For the first eight minutes and 20 seconds we’d actually be completely oblivious to what was about to happen, because that’s how long the sun’s rays take to reach us. But the stars would begin to disappear as our inconceivable reality sets in. The somewhat encouraging news is that the Earth actually absorbs significant amounts of the sun’s heat everyday. According to some calculations, if the sun stopped shining tomorrow, the Earth would only seriously start to freeze after a few months. That said, the Earth’s surface temperature would definitely drastically drop with every passing day. As we live and breathe right now, the average temperature on the Earth’s surface is approximately 14 degrees celsius. Without the sun, this would likely drop to below freezing within a week. So, only the hardiest of humans could hope to survive on a sun-less planet for much more than a few days. Unless we all evacuated down some seriously deep holes, or boarded some probably pretty impractical submarines, to bury further into the Earth and outrun the cold just a little bit longer.

But we’re imaging just one day without the sun, so does that mean that we’d just be really cold for a little while, shivering slightly in the darkness before everything returned to normal? Well yes, and no.

As the surface temperature instantly begins to cool, everything would enter into an unprecedented process of dying - with photosynthesis halting immediately. And if there is time for humans to panic, then we definitely would! Racing towards artificial heating systems and thereby overloading power and electrical grids all around the world, we’d be faced with the stark realisation that there really is nothing we can do. Our world leaders would likely lose authority, and our spiritual beliefs would be tested to their extremes. While some natural disasters afford the victims at least a degree of hope, there’d be virtually nothing to cling to here - besides the apparent certainty that you and everyone else were about to die.

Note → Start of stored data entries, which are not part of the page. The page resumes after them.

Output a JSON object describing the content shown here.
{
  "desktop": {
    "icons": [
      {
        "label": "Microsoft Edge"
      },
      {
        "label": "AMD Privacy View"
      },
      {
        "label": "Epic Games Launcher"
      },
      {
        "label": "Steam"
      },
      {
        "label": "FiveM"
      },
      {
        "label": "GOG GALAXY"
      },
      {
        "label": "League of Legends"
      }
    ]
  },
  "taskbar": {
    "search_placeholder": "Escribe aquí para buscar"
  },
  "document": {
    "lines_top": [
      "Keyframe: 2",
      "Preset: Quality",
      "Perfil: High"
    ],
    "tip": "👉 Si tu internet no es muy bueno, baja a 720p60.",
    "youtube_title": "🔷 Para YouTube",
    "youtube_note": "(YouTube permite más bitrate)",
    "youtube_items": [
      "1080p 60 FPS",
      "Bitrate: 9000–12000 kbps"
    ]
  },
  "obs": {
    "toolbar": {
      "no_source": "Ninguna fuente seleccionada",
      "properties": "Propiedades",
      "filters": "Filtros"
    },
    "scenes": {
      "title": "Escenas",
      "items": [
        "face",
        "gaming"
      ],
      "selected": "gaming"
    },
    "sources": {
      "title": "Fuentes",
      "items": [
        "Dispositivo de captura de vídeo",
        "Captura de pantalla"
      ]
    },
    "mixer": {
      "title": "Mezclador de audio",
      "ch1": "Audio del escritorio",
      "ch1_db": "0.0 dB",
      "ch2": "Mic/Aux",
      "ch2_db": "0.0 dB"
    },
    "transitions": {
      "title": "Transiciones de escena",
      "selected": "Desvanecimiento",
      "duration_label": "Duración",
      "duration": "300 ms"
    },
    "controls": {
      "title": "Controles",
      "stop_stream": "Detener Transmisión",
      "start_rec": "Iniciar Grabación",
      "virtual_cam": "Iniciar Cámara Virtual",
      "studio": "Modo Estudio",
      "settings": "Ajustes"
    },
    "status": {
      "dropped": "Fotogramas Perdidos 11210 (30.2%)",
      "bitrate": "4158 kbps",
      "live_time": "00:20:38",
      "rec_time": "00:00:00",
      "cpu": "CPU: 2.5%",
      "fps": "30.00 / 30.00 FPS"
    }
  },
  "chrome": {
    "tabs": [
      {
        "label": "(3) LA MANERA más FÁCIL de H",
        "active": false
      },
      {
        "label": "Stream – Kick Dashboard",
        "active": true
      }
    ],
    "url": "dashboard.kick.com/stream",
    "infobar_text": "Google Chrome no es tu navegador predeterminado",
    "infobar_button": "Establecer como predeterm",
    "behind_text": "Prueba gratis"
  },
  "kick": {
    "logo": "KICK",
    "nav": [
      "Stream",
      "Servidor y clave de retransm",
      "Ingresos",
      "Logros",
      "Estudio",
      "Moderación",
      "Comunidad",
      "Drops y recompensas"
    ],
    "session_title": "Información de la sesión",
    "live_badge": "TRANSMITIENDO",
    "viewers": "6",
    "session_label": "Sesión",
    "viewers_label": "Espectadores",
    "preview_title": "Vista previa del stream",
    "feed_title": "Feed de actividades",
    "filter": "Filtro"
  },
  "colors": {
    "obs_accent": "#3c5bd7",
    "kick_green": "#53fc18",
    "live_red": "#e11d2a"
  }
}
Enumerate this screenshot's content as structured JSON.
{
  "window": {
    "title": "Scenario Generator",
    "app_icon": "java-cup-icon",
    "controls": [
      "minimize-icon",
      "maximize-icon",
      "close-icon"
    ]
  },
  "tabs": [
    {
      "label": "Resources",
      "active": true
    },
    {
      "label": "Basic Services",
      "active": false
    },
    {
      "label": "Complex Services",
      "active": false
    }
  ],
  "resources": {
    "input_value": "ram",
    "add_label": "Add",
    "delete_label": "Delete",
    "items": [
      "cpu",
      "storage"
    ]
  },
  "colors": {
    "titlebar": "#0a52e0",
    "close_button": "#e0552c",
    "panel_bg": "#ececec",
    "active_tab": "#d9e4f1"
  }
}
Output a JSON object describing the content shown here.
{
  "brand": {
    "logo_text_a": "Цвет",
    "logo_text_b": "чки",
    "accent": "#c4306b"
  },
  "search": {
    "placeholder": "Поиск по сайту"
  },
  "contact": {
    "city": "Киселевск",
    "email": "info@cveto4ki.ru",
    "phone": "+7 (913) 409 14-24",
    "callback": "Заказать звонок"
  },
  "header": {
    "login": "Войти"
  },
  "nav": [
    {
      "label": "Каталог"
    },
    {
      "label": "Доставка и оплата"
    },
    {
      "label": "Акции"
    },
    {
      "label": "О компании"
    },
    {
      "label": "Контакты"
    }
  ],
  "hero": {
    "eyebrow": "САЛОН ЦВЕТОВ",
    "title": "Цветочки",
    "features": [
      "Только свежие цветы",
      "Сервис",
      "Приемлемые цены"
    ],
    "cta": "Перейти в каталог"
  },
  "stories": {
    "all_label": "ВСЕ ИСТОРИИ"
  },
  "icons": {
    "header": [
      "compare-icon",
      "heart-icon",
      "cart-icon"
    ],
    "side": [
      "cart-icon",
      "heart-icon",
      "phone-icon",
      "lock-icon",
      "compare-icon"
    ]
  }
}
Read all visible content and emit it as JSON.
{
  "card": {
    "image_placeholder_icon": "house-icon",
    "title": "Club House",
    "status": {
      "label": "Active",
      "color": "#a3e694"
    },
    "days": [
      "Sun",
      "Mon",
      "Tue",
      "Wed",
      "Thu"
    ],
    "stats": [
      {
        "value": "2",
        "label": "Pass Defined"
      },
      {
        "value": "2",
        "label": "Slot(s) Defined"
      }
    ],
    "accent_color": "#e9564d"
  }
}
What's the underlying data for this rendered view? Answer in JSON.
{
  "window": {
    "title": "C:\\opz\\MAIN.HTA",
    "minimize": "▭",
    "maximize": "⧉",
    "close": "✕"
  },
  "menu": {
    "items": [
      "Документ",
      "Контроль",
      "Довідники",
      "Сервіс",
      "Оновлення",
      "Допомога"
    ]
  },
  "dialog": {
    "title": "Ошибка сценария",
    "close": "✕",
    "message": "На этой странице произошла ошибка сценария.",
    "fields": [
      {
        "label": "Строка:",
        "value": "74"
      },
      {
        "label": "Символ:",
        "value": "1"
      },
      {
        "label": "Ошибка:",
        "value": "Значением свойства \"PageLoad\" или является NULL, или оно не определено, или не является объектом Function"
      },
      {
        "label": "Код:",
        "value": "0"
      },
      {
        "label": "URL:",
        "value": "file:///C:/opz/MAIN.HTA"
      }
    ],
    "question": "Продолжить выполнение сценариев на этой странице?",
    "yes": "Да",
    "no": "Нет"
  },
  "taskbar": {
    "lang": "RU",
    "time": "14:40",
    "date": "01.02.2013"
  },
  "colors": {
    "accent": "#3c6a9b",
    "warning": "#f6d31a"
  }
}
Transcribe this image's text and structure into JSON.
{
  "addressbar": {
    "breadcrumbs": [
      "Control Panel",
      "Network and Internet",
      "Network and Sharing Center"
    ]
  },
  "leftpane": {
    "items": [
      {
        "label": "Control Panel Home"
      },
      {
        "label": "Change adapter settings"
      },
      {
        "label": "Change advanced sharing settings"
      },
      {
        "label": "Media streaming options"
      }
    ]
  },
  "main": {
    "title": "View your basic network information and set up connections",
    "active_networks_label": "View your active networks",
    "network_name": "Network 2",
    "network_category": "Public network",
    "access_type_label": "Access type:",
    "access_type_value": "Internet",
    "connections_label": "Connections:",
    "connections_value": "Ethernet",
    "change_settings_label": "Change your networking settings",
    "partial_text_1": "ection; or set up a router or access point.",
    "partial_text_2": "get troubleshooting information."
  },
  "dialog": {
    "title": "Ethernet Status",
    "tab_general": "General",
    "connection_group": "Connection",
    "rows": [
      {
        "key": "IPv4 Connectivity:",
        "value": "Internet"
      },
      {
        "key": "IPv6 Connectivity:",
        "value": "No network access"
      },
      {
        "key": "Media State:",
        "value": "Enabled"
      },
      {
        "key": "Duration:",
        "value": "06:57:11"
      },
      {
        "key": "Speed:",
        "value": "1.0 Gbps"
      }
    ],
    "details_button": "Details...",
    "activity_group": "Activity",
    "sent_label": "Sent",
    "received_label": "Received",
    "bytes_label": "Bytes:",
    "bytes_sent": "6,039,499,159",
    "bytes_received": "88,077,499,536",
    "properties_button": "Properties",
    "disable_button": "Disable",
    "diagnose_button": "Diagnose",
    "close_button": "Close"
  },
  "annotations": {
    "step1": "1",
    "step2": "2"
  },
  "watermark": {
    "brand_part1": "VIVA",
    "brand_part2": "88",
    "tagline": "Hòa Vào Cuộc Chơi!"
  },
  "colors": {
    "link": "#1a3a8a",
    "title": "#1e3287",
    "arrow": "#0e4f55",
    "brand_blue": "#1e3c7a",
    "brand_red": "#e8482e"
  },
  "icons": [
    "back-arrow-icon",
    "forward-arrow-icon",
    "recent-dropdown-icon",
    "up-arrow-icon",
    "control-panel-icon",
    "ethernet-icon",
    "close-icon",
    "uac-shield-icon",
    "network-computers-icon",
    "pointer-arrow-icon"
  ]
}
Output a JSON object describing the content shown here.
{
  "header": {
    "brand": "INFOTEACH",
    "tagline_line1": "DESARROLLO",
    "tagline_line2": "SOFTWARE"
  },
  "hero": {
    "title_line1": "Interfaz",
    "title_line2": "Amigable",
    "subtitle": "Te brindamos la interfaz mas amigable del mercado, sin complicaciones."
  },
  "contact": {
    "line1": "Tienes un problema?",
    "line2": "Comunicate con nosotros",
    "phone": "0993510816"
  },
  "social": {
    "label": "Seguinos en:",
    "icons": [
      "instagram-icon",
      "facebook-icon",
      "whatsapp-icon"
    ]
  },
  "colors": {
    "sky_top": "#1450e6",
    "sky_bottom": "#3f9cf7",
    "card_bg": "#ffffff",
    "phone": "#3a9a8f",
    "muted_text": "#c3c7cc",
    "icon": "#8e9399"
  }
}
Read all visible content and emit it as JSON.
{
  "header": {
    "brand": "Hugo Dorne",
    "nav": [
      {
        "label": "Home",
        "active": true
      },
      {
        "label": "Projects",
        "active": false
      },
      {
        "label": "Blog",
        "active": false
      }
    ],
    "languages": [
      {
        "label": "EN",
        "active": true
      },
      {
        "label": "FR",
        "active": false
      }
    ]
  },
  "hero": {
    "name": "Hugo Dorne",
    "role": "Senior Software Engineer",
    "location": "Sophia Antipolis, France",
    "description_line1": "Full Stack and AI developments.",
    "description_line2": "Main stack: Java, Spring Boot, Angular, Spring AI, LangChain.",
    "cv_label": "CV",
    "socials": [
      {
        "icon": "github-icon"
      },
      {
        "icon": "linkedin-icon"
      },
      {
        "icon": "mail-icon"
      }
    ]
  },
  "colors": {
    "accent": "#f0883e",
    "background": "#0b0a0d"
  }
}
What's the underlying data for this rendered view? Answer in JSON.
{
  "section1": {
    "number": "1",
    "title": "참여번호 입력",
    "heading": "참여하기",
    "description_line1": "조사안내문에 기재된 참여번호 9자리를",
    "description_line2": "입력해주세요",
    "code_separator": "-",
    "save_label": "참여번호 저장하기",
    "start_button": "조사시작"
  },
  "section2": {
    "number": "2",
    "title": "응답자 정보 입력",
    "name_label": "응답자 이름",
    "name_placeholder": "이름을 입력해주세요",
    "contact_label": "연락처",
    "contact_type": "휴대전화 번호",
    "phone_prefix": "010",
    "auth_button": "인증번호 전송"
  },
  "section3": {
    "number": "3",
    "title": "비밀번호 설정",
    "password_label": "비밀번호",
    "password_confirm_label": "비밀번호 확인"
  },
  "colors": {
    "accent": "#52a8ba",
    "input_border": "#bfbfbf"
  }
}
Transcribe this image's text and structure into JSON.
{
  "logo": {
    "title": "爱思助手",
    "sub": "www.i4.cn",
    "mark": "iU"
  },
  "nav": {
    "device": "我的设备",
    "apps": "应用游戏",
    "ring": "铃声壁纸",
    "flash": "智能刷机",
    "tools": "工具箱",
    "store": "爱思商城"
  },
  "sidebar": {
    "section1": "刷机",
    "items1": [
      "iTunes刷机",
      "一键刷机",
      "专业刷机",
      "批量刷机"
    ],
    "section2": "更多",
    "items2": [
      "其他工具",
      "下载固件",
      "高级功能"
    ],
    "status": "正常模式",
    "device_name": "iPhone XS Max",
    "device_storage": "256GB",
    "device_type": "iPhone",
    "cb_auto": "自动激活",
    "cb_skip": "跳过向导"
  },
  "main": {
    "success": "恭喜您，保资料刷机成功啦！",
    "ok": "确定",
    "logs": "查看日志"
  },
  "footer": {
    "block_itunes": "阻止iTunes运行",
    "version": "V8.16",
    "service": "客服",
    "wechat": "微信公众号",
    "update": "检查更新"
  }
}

Except you probably wouldn’t. In the impossible event that the sun switched off and then switched back on again, when the central star returns the relief would be like nothing else ever experienced - especially if the sun’s initial disappearance had come as a complete surprise in the first place. But, although the eternal darkness will’ve lifted and bearable temperatures will’ve returned, our psychological states would likely need a much longer recovery period than the plants and crops which very nearly perished. Especially as we’d be forever watching the skies from that point forward, waiting for maximum catastrophe to strike again.

But of course, all of this is assuming that - other than the disappearance of light and drop in temperature - the Earth would otherwise just continue on as usual. Which it definitely wouldn’t do. Because, along with the rest of the planets in the Solar System, our world will have suddenly stopped turning towards the now non-existent sun and will’ve began travelling within a now rudderless galaxy. With planets potentially gravitating towards each other in the absence of their super star anchor, it wouldn’t take long before our established planetary alignment falls completely apart - meaning that Earth’s gravity, mass and structural identity will be completely and irretrievably messed up. The scary thing is that scientists aren’t totally sure what the immediate effects of a sun-less Solar System would look like. It’s almost impossible to guess. But we’d likely not have long to experience it anyway, before cosmic crisis sets in.

Even if our gravity was somehow unaffected - perhaps we actually create some-kind of Earth-enveloping, super-strength shield so that the sun still exists, but we’ve completely blocked it out - 24-hours sans the sun seems a pretty bleak prospect. Though lots of us would survive the plummeting cold and all-encompassing darkness, the random relocation of our planet’s position would almost certainly finish us off. If it doesn’t, then the constant reminder of our own helplessness in the Solar System could bring about unbridled fear and panic. And even when our ‘dark day’ ends, we’d never truly recover from that time that the Sun pulled the rug of our reality from right under our feet.